Health Care

Medicare for All Is a Losing Proposition

Sen. Kamala Harris launches her presidential campaign at a rally in her hometown of Oakland, Calif., January 27, 2019. (Elijah Nouvelage/Reuters)
Most Americans don’t actually want to abolish private insurance.

In a CNN town hall on Monday night, Democratic presidential candidate Senator Kamala Harris stated that she’d be supportive of ending private insurance companies completely.

“I believe the solution, and I actually feel very strongly about this, is that we need to have Medicare for all,” Harris said in response to an audience member’s question about health care. “That’s just the bottom line.”

Since she made the comments, a number of her fellow Democrats have come out to say that they disagree.

“It would take a mighty transition to move from where we are to that,” said Senator Dick Durbin. “What most of us said we would support is a Medicare-type plan — a not-for-profit public plan that is available for everyone. I think that’s a good first step.”

“I’m not going to say you have to give it up,” Senator Tim Kaine, the 2016 Democratic vice-presidential nominee, said of private insurance. “I think the idea is to offer a nonprofit insurance plan as an option.”

Senator Dianne Feinstein echoed these sentiments, saying that when it comes to doing away with private health insurance, she’s “not there.”

Make no mistake: Any Democratic politician who is opposed to Harris’s suggestion that we completely eliminate all private insurance companies has an absolute right to be concerned from a political perspective.

This isn’t just my opinion, either. The numbers back this up. An industry survey from last year found that 71 percent of Americans who have employer-sponsored plans are “satisfied” with those plans — and Medicare for all would force them to give those plans up. What’s more, a Kaiser Family Foundation survey from just last week found that only 37 percent of people supported Medicare for all once they were informed that implementing it would result in the end of private insurance.

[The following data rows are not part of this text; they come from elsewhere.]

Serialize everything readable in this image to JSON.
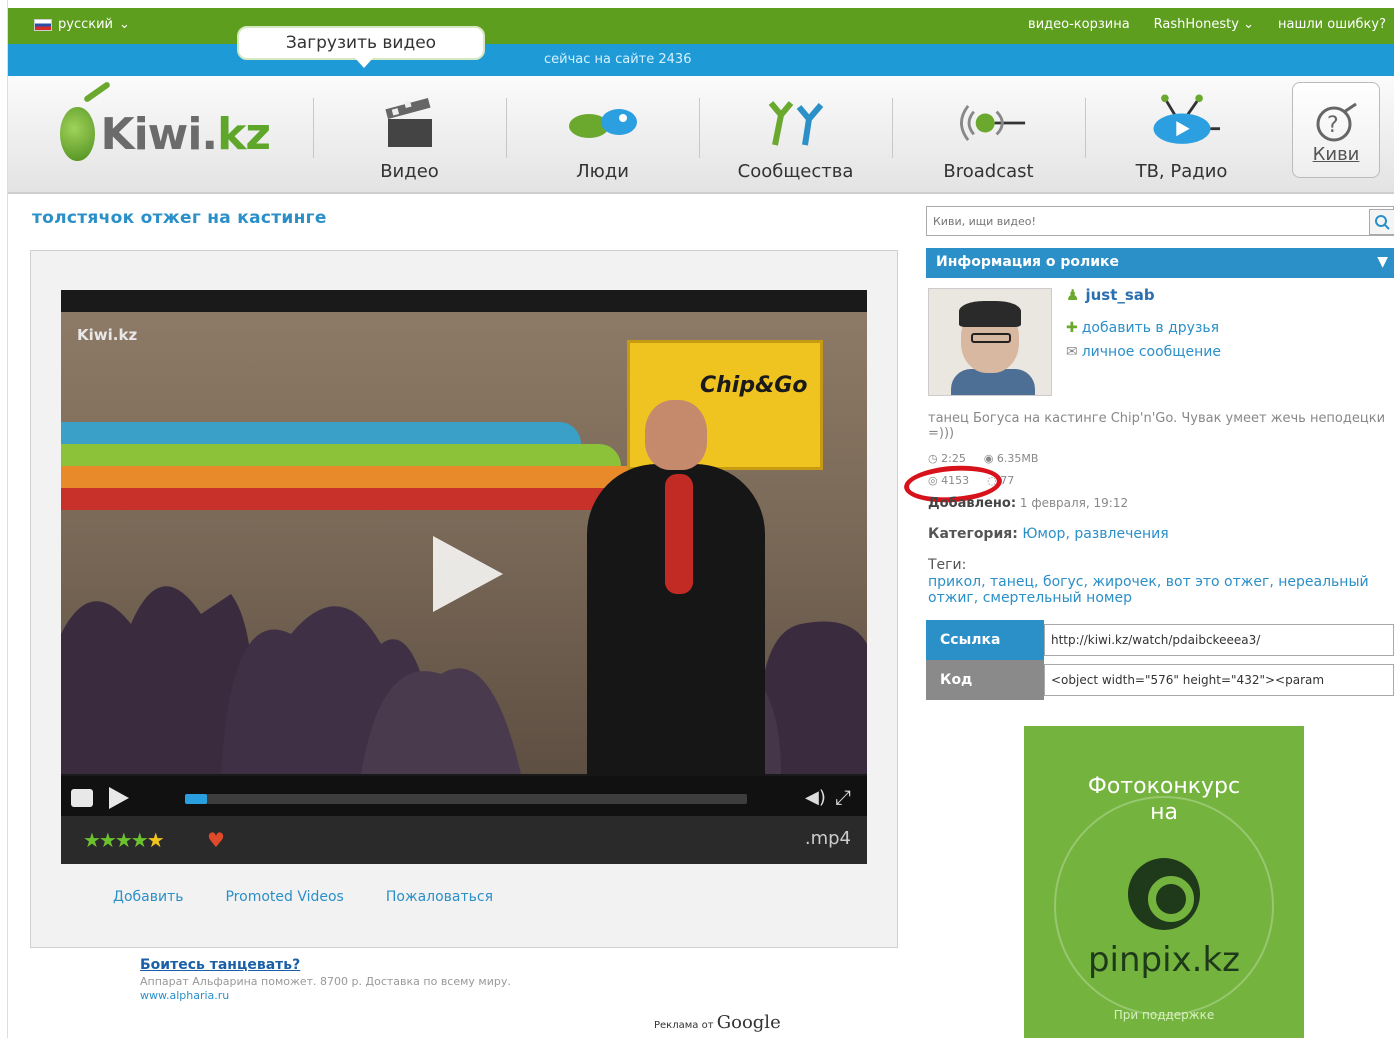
{
  "top": {
    "language": "русский",
    "links": [
      "видео-корзина",
      "RashHonesty",
      "нашли ошибку?"
    ],
    "upload_button": "Загрузить видео",
    "online": "сейчас на сайте 2436"
  },
  "logo": {
    "text_main": "Kiwi.",
    "text_accent": "kz"
  },
  "nav": [
    {
      "label": "Видео",
      "icon": "clapperboard-icon"
    },
    {
      "label": "Люди",
      "icon": "people-icon"
    },
    {
      "label": "Сообщества",
      "icon": "communities-icon"
    },
    {
      "label": "Broadcast",
      "icon": "broadcast-icon"
    },
    {
      "label": "ТВ, Радио",
      "icon": "tv-radio-icon"
    }
  ],
  "kivi_button": "Киви",
  "page_title": "толстячок отжег на кастинге",
  "player": {
    "watermark": "Kiwi.kz",
    "board_text": "Chip&Go",
    "progress": 0.04,
    "format": ".mp4",
    "rating_stars": 4.5,
    "links": [
      "Добавить",
      "Promoted Videos",
      "Пожаловаться"
    ]
  },
  "ad": {
    "title": "Боитесь танцевать?",
    "text": "Аппарат Альфарина поможет. 8700 р. Доставка по всему миру.",
    "url": "www.alpharia.ru",
    "google_label": "Реклама от",
    "google_brand": "Google"
  },
  "search": {
    "placeholder": "Киви, ищи видео!"
  },
  "info": {
    "header": "Информация о ролике",
    "username": "just_sab",
    "add_friend": "добавить в друзья",
    "message": "личное сообщение",
    "description": "танец Богуса на кастинге Chip'n'Go. Чувак умеет жечь неподецки =)))",
    "duration": "2:25",
    "size": "6.35MB",
    "views": "4153",
    "comments": "77",
    "added_label": "Добавлено:",
    "added_value": "1 февраля, 19:12",
    "category_label": "Категория:",
    "category_value": "Юмор, развлечения",
    "tags_label": "Теги:",
    "tags_value": "прикол, танец, богус, жирочек, вот это отжег, нереальный отжиг, смертельный номер",
    "link_label": "Ссылка",
    "link_value": "http://kiwi.kz/watch/pdaibckeeea3/",
    "code_label": "Код",
    "code_value": "<object width=\"576\" height=\"432\"><param"
  },
  "banner": {
    "title_line1": "Фотоконкурс",
    "title_line2": "на",
    "brand": "pinpix.kz",
    "small": "При поддержке"
  },
  "colors": {
    "green": "#5e9e1e",
    "blue": "#1e9bd6",
    "link": "#2b8fc8",
    "highlight": "#d8121a"
  }
}
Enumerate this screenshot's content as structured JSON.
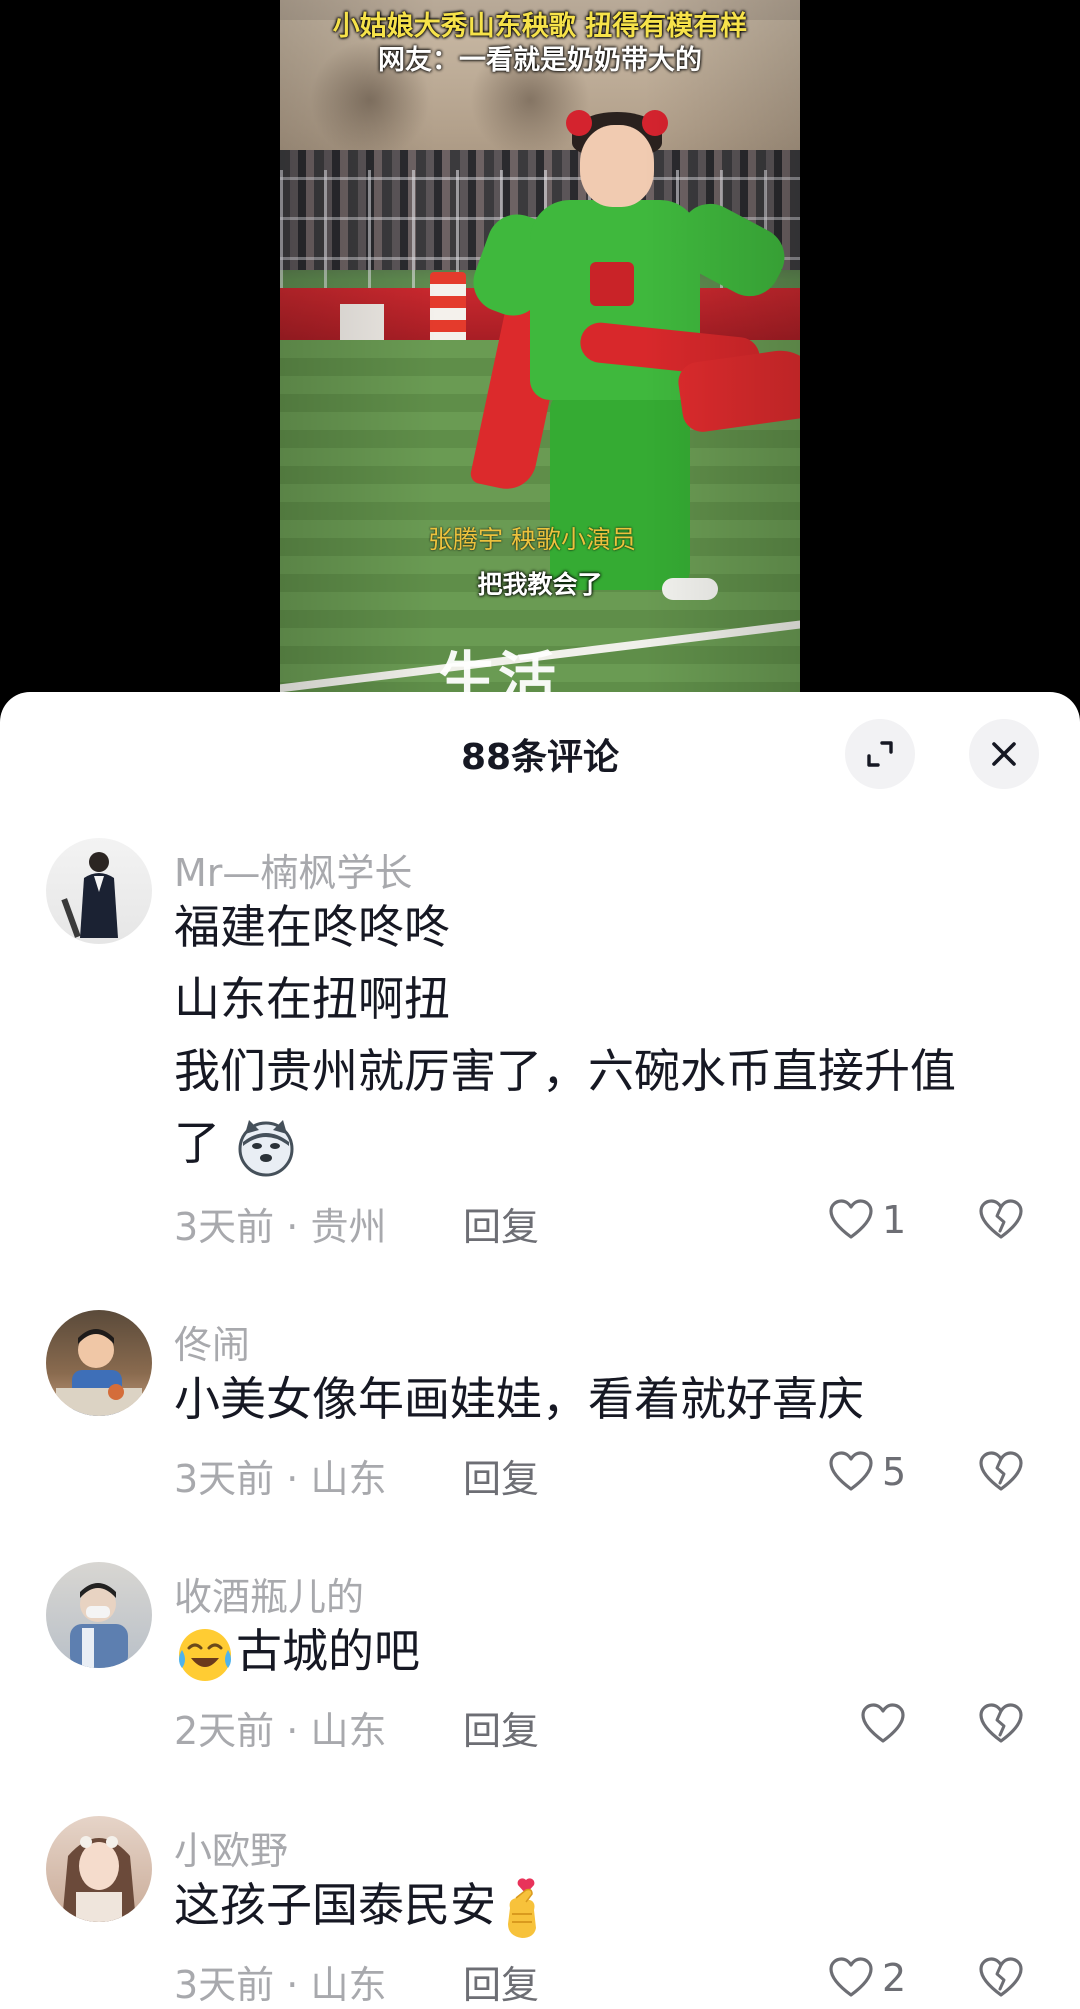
{
  "video": {
    "title_line1": "小姑娘大秀山东秧歌 扭得有模有样",
    "title_line2": "网友：一看就是奶奶带大的",
    "name_caption": "张腾宇 秧歌小演员",
    "subtitle": "把我教会了",
    "watermark": "生活",
    "colors": {
      "title_yellow": "#f6e24a",
      "name_gold": "#ecc23d"
    }
  },
  "sheet": {
    "title": "88条评论",
    "expand_icon": "expand-icon",
    "close_icon": "close-icon"
  },
  "comments": [
    {
      "username": "Mr—楠枫学长",
      "lines": [
        "福建在咚咚咚",
        "山东在扭啊扭",
        "我们贵州就厉害了，六碗水币直接升值",
        "了"
      ],
      "emoji": "doge-emoji",
      "time": "3天前",
      "location": "贵州",
      "reply": "回复",
      "likes": "1"
    },
    {
      "username": "佟闹",
      "lines": [
        "小美女像年画娃娃，看着就好喜庆"
      ],
      "time": "3天前",
      "location": "山东",
      "reply": "回复",
      "likes": "5"
    },
    {
      "username": "收酒瓶儿的",
      "lines": [
        "古城的吧"
      ],
      "emoji": "tears-of-joy-emoji",
      "time": "2天前",
      "location": "山东",
      "reply": "回复",
      "likes": ""
    },
    {
      "username": "小欧野",
      "lines": [
        "这孩子国泰民安"
      ],
      "emoji": "finger-heart-emoji",
      "time": "3天前",
      "location": "山东",
      "reply": "回复",
      "likes": "2"
    }
  ],
  "meta_separator": " · "
}
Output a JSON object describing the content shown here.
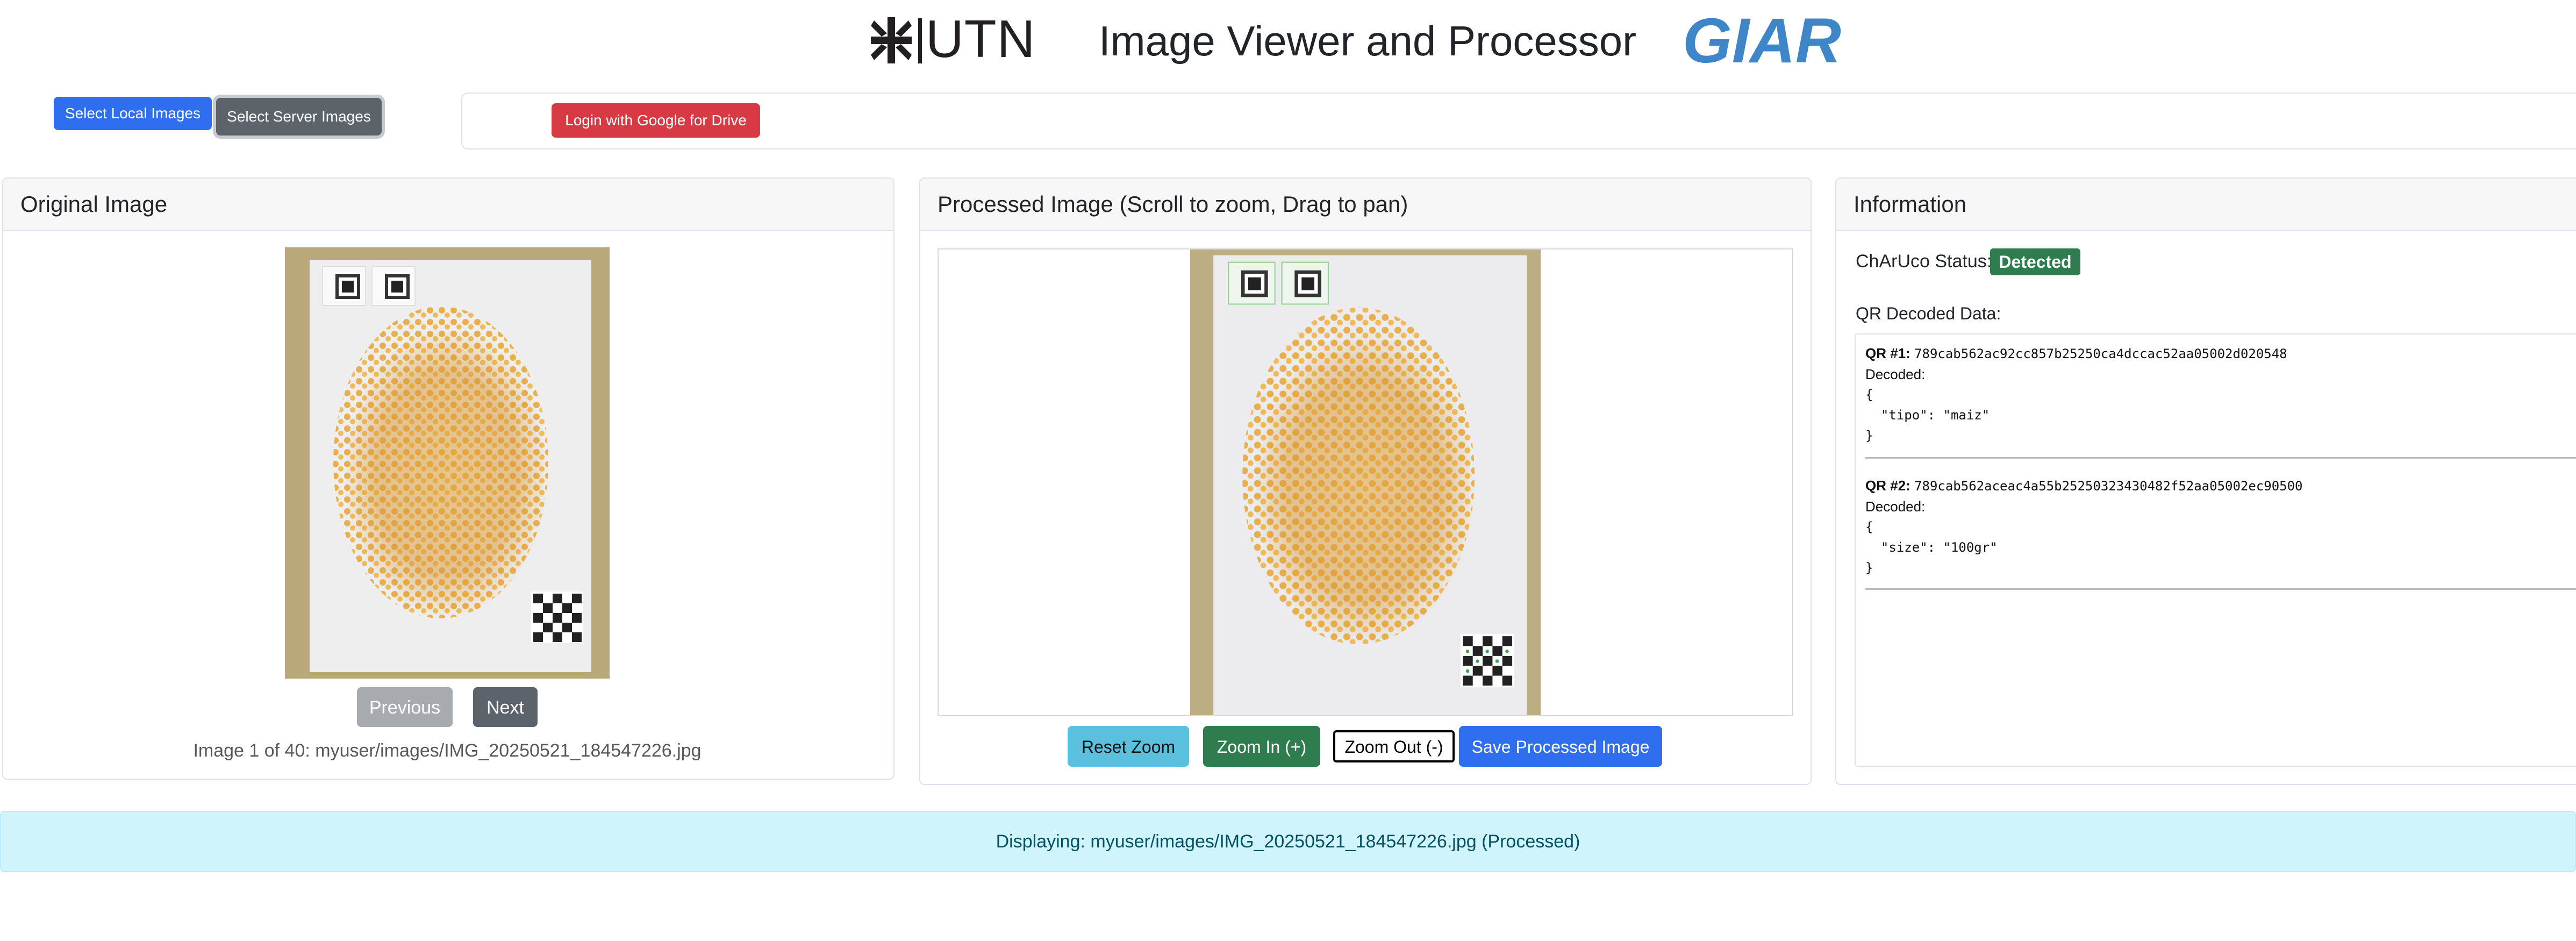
{
  "header": {
    "utn_logo_text": "UTN",
    "title": "Image Viewer and Processor",
    "giar_logo_text": "GIAR"
  },
  "toolbar": {
    "select_local_label": "Select Local Images",
    "select_server_label": "Select Server Images",
    "drive_login_label": "Login with Google for Drive"
  },
  "original_card": {
    "title": "Original Image",
    "previous_label": "Previous",
    "next_label": "Next",
    "counter_text": "Image 1 of 40: myuser/images/IMG_20250521_184547226.jpg"
  },
  "processed_card": {
    "title": "Processed Image (Scroll to zoom, Drag to pan)",
    "reset_zoom_label": "Reset Zoom",
    "zoom_in_label": "Zoom In (+)",
    "zoom_out_label": "Zoom Out (-)",
    "save_label": "Save Processed Image"
  },
  "info_card": {
    "title": "Information",
    "charuco_label": "ChArUco Status:",
    "charuco_status": "Detected",
    "qr_label": "QR Decoded Data:",
    "qr_entries": [
      {
        "label": "QR #1:",
        "hash": "789cab562ac92cc857b25250ca4dccac52aa05002d020548",
        "decoded_label": "Decoded:",
        "line1": "{",
        "line2": "  \"tipo\": \"maiz\"",
        "line3": "}"
      },
      {
        "label": "QR #2:",
        "hash": "789cab562aceac4a55b25250323430482f52aa05002ec90500",
        "decoded_label": "Decoded:",
        "line1": "{",
        "line2": "  \"size\": \"100gr\"",
        "line3": "}"
      }
    ]
  },
  "status_bar": {
    "text": "Displaying: myuser/images/IMG_20250521_184547226.jpg (Processed)"
  },
  "colors": {
    "primary": "#2f6fef",
    "secondary": "#5c636a",
    "danger": "#d83a45",
    "success": "#2f7d4f",
    "info": "#5bc0de",
    "alert_bg": "#cff4fc"
  }
}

Talk about ditching private health insurance may be the kind of thing that does well in super-liberal circles, and being super liberal may seem to be the kind of thing that gets you a decent cult following and a lot of media coverage (think Bernie Sanders and Alexandria Ocasio-Cortez) but the truth is, for a lot of Americans, the thought of making our system into a socialized one is still scary. The idea of having to give up their current plan is one that most Americans just aren’t going to support — and Democrats would be wise to take this into account when drafting their policy proposals for 2020. If they don’t do this, if they do give in to the temptation to go too far to the left, then that could easily be what hands the next election to the incumbent.